The news that a reasonable sized flock of White-fronted Geese and a smaller number of Barnacle Geese had arrived on Worth Marshes seemed worthy of a look. It seemed that the best view was from the hide a the "Rest Harrow" scrape hide. Looking over the top of a good number of duck, with Wigeon the most numerous a line of geese feeding out in the fields behind could be made out.
As usual with geese in East Kent they were easy to see and watch through a telescope but were not cooperative enough to allow pictures, a theme that continues throughout the day. Amongst these geese was a single Dark-bellied Brent Goose, along with quite a few Greylags. The observatory reported 72 White-fronts and 47 Barnacles today. There was also a single Whooper Swan amongst the distant Mute Swans out on the marsh.
Many of the field have been ploughed and are bare, waiting for the growth of the next crop. With no cover this pair of Grey Partridges were very obvious, even when they sat down. This seemed to be an "Ostrich" like response to me stopping to watch them, but once again they were quite distant before they stopped.

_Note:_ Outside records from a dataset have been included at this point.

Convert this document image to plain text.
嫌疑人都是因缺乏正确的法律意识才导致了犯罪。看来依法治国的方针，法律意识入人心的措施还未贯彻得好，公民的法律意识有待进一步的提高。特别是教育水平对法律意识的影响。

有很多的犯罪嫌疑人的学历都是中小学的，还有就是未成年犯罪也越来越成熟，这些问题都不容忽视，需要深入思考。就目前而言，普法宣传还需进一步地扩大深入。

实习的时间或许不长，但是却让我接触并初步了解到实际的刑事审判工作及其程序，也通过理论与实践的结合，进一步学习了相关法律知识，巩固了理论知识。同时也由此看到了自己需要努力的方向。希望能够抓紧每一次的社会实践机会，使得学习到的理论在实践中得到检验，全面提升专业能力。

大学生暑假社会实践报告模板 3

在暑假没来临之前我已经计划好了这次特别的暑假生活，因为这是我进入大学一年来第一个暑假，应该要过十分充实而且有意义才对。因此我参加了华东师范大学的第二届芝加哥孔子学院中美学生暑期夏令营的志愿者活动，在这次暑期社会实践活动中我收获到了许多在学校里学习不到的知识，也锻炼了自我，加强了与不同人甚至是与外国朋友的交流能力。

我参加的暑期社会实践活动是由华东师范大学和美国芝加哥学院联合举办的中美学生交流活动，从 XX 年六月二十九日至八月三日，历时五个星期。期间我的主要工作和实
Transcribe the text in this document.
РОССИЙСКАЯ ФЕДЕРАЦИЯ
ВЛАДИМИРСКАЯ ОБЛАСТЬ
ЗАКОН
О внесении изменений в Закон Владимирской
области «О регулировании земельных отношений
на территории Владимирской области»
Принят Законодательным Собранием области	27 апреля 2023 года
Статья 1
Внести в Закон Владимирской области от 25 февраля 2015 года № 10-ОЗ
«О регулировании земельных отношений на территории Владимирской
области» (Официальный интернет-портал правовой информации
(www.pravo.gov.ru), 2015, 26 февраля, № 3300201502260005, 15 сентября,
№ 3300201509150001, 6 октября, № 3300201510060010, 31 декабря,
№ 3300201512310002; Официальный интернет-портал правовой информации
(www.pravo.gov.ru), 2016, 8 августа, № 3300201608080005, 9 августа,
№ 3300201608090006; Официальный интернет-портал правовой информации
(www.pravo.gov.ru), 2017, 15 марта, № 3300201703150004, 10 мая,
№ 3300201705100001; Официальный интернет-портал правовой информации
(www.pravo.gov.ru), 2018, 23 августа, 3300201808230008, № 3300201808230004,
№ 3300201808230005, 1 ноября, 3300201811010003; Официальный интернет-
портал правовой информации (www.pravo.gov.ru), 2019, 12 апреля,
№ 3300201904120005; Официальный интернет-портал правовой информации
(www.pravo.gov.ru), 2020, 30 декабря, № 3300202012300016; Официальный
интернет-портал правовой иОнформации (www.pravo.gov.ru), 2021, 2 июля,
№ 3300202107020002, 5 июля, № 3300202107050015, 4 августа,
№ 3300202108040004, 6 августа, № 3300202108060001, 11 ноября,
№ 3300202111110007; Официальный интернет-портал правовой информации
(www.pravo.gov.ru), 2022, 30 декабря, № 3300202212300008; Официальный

Out in the Bay, and just as distant, were small groups of Great Crested Grebes. Although they are out there every year, it still seems strange that a bird normally encountered on inland waters (and following the theme of a couple of days ago, one of the big winners) spends a lot of time on the sea in winter. There were about 30 in view and a couple of Red-throated Divers were a bit further out.